Minglu se tourna vers Xiri et murmura, presque comme si de rien n'était : « Même si… elle ne m'a jamais aimé. » Une vive douleur lui transperça le cœur, mais il quitta résolument l'échafaud.

Xi Ri ouvrit les yeux en entendant le bruit et vit son troisième frère s'approcher d'elle pas à pas. Son cœur se mit à trembler et elle vacilla. Elle voulait crier, elle voulait arrêter son troisième frère, mais elle ne le pouvait pas. Elle ne pouvait qu'assister, impuissante, à ce qu'il recommence… Une douleur aiguë lui transperça le cœur, comme si quelque chose allait lui déchirer la poitrine.

Des centaines de personnes dans le public fixèrent Minglu de leur attention. Inconsciemment, elles retinrent toutes leur souffle, incrédules.

À ce moment précis, un vent violent se leva soudain sur l'échafaud, faisant flotter sauvagement les vêtements de chacun, mêlés au sable et à la poussière qui emplissaient le ciel, rendant presque impossible l'ouverture des yeux.

Elle lança un regard suppliant à Minglu, le priant de ne pas faire cela.
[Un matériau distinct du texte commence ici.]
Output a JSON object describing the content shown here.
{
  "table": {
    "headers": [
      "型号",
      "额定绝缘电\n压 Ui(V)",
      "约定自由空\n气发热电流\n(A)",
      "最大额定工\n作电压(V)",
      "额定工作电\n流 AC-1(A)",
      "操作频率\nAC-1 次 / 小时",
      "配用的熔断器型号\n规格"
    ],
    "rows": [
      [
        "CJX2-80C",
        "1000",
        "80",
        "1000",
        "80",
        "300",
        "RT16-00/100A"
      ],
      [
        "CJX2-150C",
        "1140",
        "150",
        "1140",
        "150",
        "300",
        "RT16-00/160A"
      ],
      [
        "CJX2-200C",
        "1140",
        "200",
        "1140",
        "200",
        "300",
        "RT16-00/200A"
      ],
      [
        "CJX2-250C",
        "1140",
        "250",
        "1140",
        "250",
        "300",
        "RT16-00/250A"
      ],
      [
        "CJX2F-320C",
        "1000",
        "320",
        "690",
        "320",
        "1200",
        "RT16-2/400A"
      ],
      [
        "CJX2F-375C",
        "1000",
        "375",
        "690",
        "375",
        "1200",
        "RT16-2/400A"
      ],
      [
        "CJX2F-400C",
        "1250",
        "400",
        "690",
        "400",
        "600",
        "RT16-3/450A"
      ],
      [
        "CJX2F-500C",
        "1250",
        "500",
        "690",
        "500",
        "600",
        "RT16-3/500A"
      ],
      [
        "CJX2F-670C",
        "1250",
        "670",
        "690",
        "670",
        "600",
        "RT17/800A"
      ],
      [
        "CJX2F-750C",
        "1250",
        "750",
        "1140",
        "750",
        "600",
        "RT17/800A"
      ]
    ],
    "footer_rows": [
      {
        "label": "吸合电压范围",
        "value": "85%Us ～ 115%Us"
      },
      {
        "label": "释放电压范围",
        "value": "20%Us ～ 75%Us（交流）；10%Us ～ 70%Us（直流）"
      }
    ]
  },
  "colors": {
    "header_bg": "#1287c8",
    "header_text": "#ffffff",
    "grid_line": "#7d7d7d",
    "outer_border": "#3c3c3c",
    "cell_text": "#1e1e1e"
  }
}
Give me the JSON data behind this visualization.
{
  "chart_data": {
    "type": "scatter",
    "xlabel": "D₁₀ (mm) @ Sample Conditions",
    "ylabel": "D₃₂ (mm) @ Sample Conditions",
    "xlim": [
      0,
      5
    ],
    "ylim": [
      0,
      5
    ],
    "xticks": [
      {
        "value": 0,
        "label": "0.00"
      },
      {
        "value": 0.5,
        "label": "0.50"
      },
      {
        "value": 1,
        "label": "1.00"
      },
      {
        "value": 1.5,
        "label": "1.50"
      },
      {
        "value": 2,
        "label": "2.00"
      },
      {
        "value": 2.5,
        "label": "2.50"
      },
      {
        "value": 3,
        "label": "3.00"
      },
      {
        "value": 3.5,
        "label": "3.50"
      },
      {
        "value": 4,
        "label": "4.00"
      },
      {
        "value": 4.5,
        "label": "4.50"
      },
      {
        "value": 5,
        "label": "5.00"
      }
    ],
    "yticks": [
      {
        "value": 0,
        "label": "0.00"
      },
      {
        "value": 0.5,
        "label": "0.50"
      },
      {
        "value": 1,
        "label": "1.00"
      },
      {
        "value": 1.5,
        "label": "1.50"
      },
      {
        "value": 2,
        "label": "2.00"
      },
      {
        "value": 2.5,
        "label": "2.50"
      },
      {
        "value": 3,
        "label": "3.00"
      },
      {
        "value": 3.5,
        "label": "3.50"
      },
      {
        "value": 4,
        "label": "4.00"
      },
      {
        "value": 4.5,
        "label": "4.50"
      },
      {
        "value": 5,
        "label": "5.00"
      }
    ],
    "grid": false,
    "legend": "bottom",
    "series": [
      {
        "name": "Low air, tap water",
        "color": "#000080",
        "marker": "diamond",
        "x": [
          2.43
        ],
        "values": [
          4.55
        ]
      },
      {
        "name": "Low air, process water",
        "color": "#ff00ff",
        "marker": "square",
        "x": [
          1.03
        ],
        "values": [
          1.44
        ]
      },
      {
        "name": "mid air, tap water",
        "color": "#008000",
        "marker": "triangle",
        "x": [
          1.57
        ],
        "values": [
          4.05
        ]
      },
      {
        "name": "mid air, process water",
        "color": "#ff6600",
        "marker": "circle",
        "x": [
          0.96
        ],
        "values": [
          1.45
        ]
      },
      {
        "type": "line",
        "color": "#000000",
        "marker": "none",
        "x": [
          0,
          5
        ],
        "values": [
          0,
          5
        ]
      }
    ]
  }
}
Elle n'en était pas digne, elle ne l'avait jamais été… Mais ses points d'acupuncture étaient scellés, ses supplications restaient donc inaudibles et personne ne pouvait les entendre. Impuissante, elle ne put qu'assister, impuissante, à l'ascension de son troisième frère vers l'échafaud, ses vêtements flottant au vent, son corps se tenant droit et fier.

Minglu dit à Ah San, devenu fou : « Je sais que tu ne veux pas mourir, et je sais que tu n'as pas peur de la mort. Peu m'importe que tu t'agenouilles devant moi, je te donnerai tout ce que tu désires ! Le pouvoir, le statut, même ma vie ! » Minglu marqua une pause, puis reprit : « J'ai agi de mon propre chef ; cela n'a rien à voir avec personne d'autre. Si tu es encore un homme intègre, si tu es encore un véritable héros, alors ne fais pas de mal aux innocents. Libère ma fiancée ; ne lui fais pas le moindre mal ! »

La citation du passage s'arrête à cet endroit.